Fertility is just one human institution that stands to be changed utterly by gene editing and writing, and it’s a change we can at least imagine. As the new biology grows more ambitious, it will alter society in ways we can’t begin to picture. Harvard’s George Church and New York University’s Jef Boeke are leading an effort called HGP-Write to create a completely synthetic human genome. While gene editing allows scientists to make small changes to the genome, the gene synthesis that Church and his collaborators are developing allows for total genetic rewrites. “It’s a difference between editing a book and writing one,” Church said in an interview earlier this year.

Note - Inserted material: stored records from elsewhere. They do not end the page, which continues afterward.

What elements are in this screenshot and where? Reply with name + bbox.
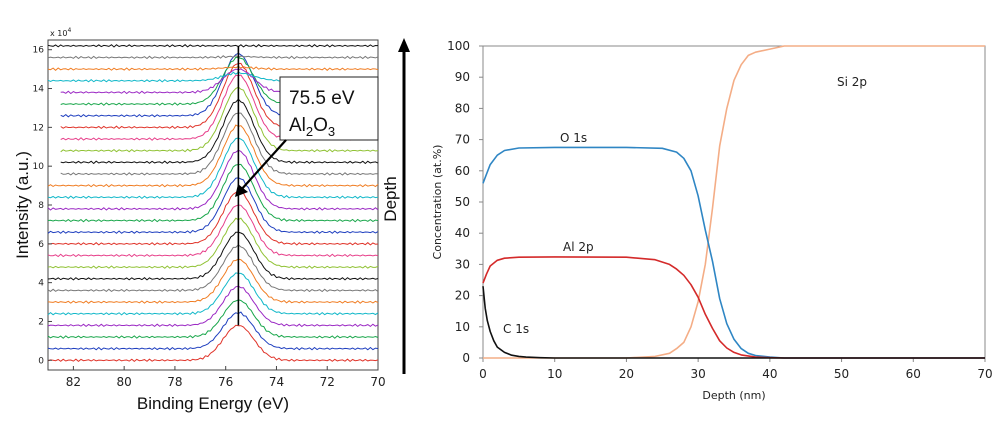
left-x-tick-label: 70 [370, 375, 385, 389]
left-x-axis-label: Binding Energy (eV) [137, 394, 289, 413]
series-line-o1s [482, 146, 985, 359]
depth-arrow [398, 38, 410, 374]
peak-species-label: Al2O3 [289, 115, 335, 139]
spectrum-line [47, 311, 379, 351]
left-x-tick-label: 76 [218, 375, 233, 389]
spectrum-line [47, 272, 379, 316]
spectrum-line [47, 324, 379, 363]
left-y-tick-label: 8 [38, 201, 44, 211]
left-x-tick-label: 78 [167, 375, 182, 389]
spectrum-line [47, 177, 379, 234]
peak-annotation-box [279, 76, 379, 141]
right-x-tick-label: 40 [762, 367, 777, 381]
left-y-tick-label: 14 [33, 85, 45, 95]
spectrum-line [47, 124, 379, 188]
series-line-c1s [482, 286, 985, 359]
series-label-si2p: Si 2p [837, 75, 867, 89]
left-y-axis-label: Intensity (a.u.) [13, 151, 32, 259]
spectrum-line [48, 189, 379, 246]
depth-label: Depth [381, 176, 400, 221]
left-y-tick-label: 12 [33, 123, 44, 133]
right-x-tick-label: 70 [977, 367, 992, 381]
right-x-tick-label: 0 [479, 367, 487, 381]
right-x-tick-label: 30 [691, 367, 706, 381]
right-x-tick-label: 50 [834, 367, 849, 381]
right-y-tick-label: 30 [455, 257, 470, 271]
spectrum-line [60, 86, 379, 153]
spectrum-line [47, 217, 379, 269]
right-x-tick-label: 60 [906, 367, 921, 381]
left-y-tick-label: 10 [33, 162, 45, 172]
spectrum-line [60, 112, 379, 176]
left-y-tick-label: 4 [38, 279, 44, 289]
left-y-tick-label: 6 [38, 240, 44, 250]
right-y-ticks: 0 10 20 30 40 50 60 70 80 90 100 [447, 39, 483, 365]
left-y-tick-label: 0 [38, 356, 44, 366]
spectrum-line [47, 258, 379, 304]
left-x-tick-label: 82 [66, 375, 81, 389]
right-y-tick-label: 90 [455, 70, 470, 84]
spectrum-line [47, 54, 379, 60]
spectrum-line [47, 65, 379, 71]
spectrum-line [47, 163, 379, 223]
left-y-tick-label: 16 [33, 46, 45, 56]
right-x-ticks: 0 10 20 30 40 50 60 70 [479, 358, 993, 381]
spectrum-line [47, 44, 379, 48]
y-multiplier: x 104 [50, 27, 71, 38]
right-y-tick-label: 60 [455, 164, 470, 178]
left-x-tick-label: 72 [320, 375, 335, 389]
right-y-tick-label: 10 [455, 320, 470, 334]
series-line-al2p [482, 256, 985, 359]
right-plot-frame [482, 45, 986, 359]
right-y-tick-label: 40 [455, 226, 470, 240]
spectrum-line [47, 244, 379, 293]
right-y-tick-label: 70 [455, 133, 470, 147]
series-line-si2p [483, 45, 985, 359]
xps-spectra-chart: 82 80 78 76 74 72 70 0 2 4 6 8 10 12 14 16 x 104 Bindi… [13, 27, 386, 413]
spectrum-line [47, 231, 379, 281]
spectra-lines [47, 44, 379, 363]
right-y-tick-label: 100 [447, 39, 470, 53]
spectrum-line [47, 204, 379, 258]
depth-profile-chart: 0 10 20 30 40 50 60 70 0 10 20 30 40 50 60 70 80 90 100 O… [431, 39, 993, 402]
series-label-o1s: O 1s [560, 131, 587, 145]
annotation-arrow-shaft [239, 139, 287, 192]
spectrum-line [47, 149, 379, 211]
left-y-tick-label: 2 [38, 317, 44, 327]
right-y-tick-label: 80 [455, 101, 470, 115]
spectrum-line [47, 137, 379, 200]
right-y-tick-label: 20 [455, 289, 470, 303]
right-y-axis-label: Concentration (at.%) [431, 145, 444, 260]
peak-energy-label: 75.5 eV [289, 88, 355, 109]
left-x-ticks: 82 80 78 76 74 72 70 [66, 366, 386, 389]
annotation-arrow-head [235, 184, 248, 197]
right-y-tick-label: 50 [455, 195, 470, 209]
spectrum-line [47, 299, 379, 339]
series-label-al2p: Al 2p [563, 240, 594, 254]
left-y-ticks: 0 2 4 6 8 10 12 14 16 [33, 46, 52, 366]
spectrum-line [60, 98, 379, 165]
right-y-tick-label: 0 [462, 351, 470, 365]
spectrum-line [47, 285, 379, 328]
depth-profile-series [482, 45, 985, 359]
right-x-tick-label: 20 [619, 367, 634, 381]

Church is already working on synthesizing organs that would be resistant to viruses, while other researchers like Harris Wang at Columbia University are experimenting with bioengineering mammalian cells to produce nutrients like amino acids that we currently need to get from food. The horizon is endless—and so are the ethical concerns of success. What if parents feel pressure to engineer their children just so they don’t fall behind their IVG peers? What if only the rich are able to access synthetic biology technologies that could make them stronger, smarter and longer lived? Could inequality become encoded in the genome?
These are questions that are different from the terror and errors fears around biosecurity, because they ask us to think hard about what kind of future we want. To their credit, Church and his collaborators have engaged bioethicists from the start of their work, as have the pioneers behind CRISPR. But the challenges coming from successful gene editing and writing are too large to be outsourced to professional ethicists. These new technologies offer control over the code of life, but only we as a society can seize control over where these tools will take us.